TOKYO — The world's largest nuclear power plant is set to restart Wednesday in north-central Japan for the first time since the 2011 Fukushima nuclear meltdown, as resource-poor Japan accelerates atomic power use to meet soaring electricity needs.
The first steps in energy production at the No. 6 reactor of the Kashiwazaki-Kariwa nuclear power plant are important because the operator is Tokyo Electric Power Company Holdings, the same utility that runs the ruined Fukushima Daiichi plant. TEPCO's past safety issues at Fukushima have led to public worries about operations at the Kashiwazaki-Kariwa plant, which also sits in an isolated, quake-prone region.
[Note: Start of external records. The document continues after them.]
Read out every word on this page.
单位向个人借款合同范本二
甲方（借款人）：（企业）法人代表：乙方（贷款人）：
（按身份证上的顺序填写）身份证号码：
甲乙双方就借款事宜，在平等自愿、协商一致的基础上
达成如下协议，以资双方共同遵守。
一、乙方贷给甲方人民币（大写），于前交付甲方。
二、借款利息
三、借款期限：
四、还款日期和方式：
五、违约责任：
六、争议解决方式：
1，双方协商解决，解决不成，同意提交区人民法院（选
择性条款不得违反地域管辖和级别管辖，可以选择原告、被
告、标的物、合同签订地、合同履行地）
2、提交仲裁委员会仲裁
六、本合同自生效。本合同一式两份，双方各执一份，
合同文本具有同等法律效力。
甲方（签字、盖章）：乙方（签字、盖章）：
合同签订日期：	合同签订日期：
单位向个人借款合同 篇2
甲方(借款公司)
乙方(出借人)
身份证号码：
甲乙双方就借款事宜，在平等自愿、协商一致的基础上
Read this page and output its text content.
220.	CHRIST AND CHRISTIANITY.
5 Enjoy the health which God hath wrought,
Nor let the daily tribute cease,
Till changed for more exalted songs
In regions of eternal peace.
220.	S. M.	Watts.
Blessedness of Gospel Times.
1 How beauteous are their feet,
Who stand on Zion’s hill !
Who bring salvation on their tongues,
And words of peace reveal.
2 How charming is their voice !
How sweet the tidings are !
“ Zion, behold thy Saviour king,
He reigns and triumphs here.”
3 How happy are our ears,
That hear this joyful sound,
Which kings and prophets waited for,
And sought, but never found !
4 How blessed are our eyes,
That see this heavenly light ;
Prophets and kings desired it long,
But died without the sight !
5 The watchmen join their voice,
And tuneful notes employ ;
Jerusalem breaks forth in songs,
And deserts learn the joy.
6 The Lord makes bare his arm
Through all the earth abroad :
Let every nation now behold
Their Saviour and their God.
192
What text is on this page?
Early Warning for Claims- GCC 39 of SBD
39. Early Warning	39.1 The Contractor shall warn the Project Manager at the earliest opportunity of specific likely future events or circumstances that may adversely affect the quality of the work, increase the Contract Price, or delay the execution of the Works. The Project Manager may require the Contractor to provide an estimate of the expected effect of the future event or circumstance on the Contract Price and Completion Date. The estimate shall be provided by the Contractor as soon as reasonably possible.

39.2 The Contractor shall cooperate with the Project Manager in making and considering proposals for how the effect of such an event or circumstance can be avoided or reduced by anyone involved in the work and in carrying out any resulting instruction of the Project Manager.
All seven reactors at Kashiwazaki-Kariwa have been dormant since a year after the Fukushima Daiichi plant on Japan's northeastern coast was hit by a massive quake and tsunami in March 2011 and suffered meltdowns that contaminated the surrounding land with radioactive fallout so severe that some areas are still unlivable.
TEPCO is still trying to recover from the hit to its image, even as it works on a cleanup at Fukushima Daiichi that's estimated to cost 22 trillion yen ($139 billion). Government and independent investigations blamed the Fukushima debacle on TEPCO's bad safety culture and criticized it for collusion with safety authorities.
Fourteen other nuclear reactors have restarted across Japan since 2011, but this is the first TEPCO-run unit to resume production.
Residents near the plant welcome the potential economic and employment benefits but worry about nuclear safety and the feasibility of evacuation plans, especially after a major quake in the nearby Noto region two years ago.
Worries about safety issues
A restart of the No. 6 reactor at the Kashiwazaki-Kariwa plant, about 220 kilometers (135 miles) northwest of Tokyo, could generate an additional 1.35 million kilowatts of electricity, enough to power more than 1 million households in the capital region.